Pour améliorer leur gestion des inondations et partager leurs bonnes pratiques en la matière, une délégation du Cameroun est en visite au Bénin du 30 août au 8 septembre. Elle a rencontré, ce mardi 4 septembre, le ministre de l’Intérieur et de la Sécurité publique, Sacca Lafia, dans les bureaux de l’ex-Primature.

Ecouter, observer, échanger et apprendre afin d’améliorer la gestion des inondations au Cameroun et inversement partager avec le Bénin les bonnes pratiques du Cameroun en la matière.
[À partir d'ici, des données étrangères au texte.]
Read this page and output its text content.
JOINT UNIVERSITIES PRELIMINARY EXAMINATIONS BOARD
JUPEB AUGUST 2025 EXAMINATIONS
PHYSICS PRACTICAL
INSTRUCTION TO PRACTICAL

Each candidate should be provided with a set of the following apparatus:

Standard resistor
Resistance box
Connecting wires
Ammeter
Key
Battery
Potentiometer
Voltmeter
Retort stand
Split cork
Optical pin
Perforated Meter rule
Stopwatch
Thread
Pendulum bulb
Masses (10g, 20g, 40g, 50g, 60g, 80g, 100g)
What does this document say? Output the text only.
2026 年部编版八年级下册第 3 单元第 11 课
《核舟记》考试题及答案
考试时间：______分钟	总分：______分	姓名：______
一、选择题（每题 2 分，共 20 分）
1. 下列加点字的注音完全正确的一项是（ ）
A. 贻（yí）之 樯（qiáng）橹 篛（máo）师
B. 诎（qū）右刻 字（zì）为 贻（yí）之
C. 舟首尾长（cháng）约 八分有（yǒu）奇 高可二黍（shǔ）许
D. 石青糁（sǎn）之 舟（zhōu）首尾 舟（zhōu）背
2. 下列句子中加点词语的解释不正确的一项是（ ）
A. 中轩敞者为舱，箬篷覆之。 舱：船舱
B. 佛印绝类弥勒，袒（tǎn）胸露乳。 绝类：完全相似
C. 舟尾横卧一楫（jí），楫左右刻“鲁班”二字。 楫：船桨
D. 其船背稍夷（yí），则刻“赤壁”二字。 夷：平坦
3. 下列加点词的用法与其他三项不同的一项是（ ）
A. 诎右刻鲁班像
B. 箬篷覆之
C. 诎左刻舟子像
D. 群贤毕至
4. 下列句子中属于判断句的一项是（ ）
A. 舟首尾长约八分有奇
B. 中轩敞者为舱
C’est l’objectif de la visite au Bénin d’une délégation camerounaise composée de préfets de départements, de maires, d’autorités administratives morales, chefs traditionnels, et cadres.
Arrivée à Cotonou depuis le 30 août dernier, la délégation camerounaise a déjà tenu plusieurs séances d’échange et de partage avec les personnes ressources de l’Agence nationale de la protection civile (Anpc) du Bénin. « Dès le 31 août, le lendemain de notre arrivée, nous avons suivi des communications sur le système d’alerte précoce au Bénin et le plan de contingence, des projections d’images sur les interventions de l’Anpc, une vidéo portant sur le rétablissement du pont d’Akogbato, les grandes réalisations du Pugemu… Ce qui comble déjà nos attentes », atteste le chef de la délégation camerounaise Fissou Kouma.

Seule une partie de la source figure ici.